Intraspecies diversity revealed using VIRGO (human vaginal nonredundant gene catalog) of seven vaginal species including L. crispatus, L. iners, L. jensenii, L. gasseri, and G. vaginalis, A. vaginae and P. timonensis. (a) Summary of the number (N) of isolate genomes and metagenome (MG) samples with more than 80% of their average genome’s number of coding genes for a species, based on a dataset of 1507 in-house vaginal metagenomes characterized using VIRGO. (b) Boxplot of number nonredundant genes in isolate genomes versus vaginal metagenomes. (c) Heatmap of presence/absence of L. crispatus nonredundant gene profiles for 56 available isolate genomes and 413 VIRGO-characterized metagenomes that contained either high (red) or low (blue) relative abundance of the species. Hierarchical clustering of the profiles was performed using ward linkage based on their Jaccard similarity coefficient. ∗number of isolate genomes and metagenome samples. MG: Metagenomes ∗p < 0.05, ∗∗∗p < 0.001 after correction for multiple comparisons. Figure reproduced from Ma et al. (2019)

VIRGO has afforded a different view of the vaginal microbiome, where each population is composed of complex mixtures of multiple strains, highlighting the large amount of intraspecies diversity present in these communities.

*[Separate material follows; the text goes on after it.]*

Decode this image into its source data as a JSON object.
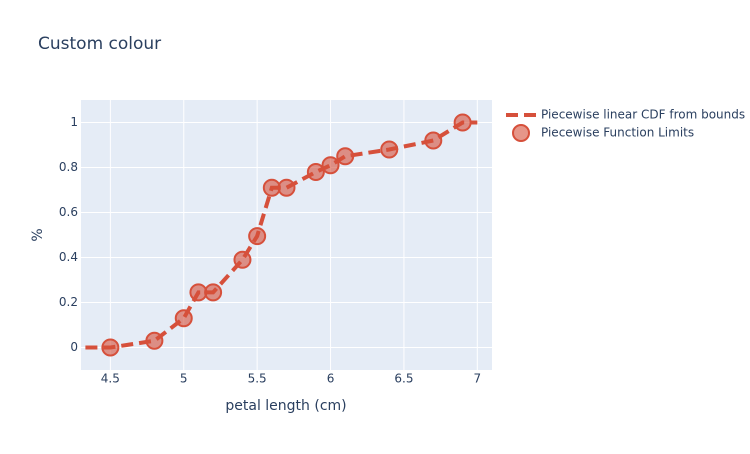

We found that, in general, the majority of a species’ genes are meta-pangenomic accessory genes. For example, for Lactobacillus crispatus, the number of meta-pangenomic accessory genes is twice as many as the number of meta-pangenomic core genes (Fig. 3c). G. vaginalis demonstrated particularly high intraspecies diversity, for which the core meta-pangenome does not even exist and the majority of the genes are accessory or sample specific, suggesting that the species should be split into multiple different species within the genus Gardnerella. We further observed three distinct metagenomic subspecies of L. gasseri, among which there were two distinct types and the third being a combination of the two (Fig. 3d). This suggests that there is environmental specialized co-colonization of L. gasseri strains in the vaginal environment. Future studies are needed to reveal the linkage between specific metagenomic subspecies and pathophysiological conditions.

6 Conclusion Remarks

The field of comparative genomics has bloomed from that initial genome comparison two decades ago. Thanks to advancements in cultivation-independent whole community sequencing technology and the increased availability of metagenome-assembled genomes, we have obtained unprecedented insights into the incredible amount of diversity present within microbial populations. Intraspecies diversity exceeds that found in our current reference genome databases. The pangenome paradigm expanded to metagenome-assembled genomes and metagenomic contigs comprehensively profile microbial genetic diversity in a specific habitat. However, the incorporation of metagenome-derived genomes has to be performed carefully with stringent quality assessment to avoid spurious inflation of gene content. The meta-pangenome concept unites pangenomics and metagenomics to obtain a more compete and ecologically meaningful view of different ecosystems. Meta-pangenomes and pan-metagenomes represent a critical step in the development of a systems-level understanding of microbial ecosystems.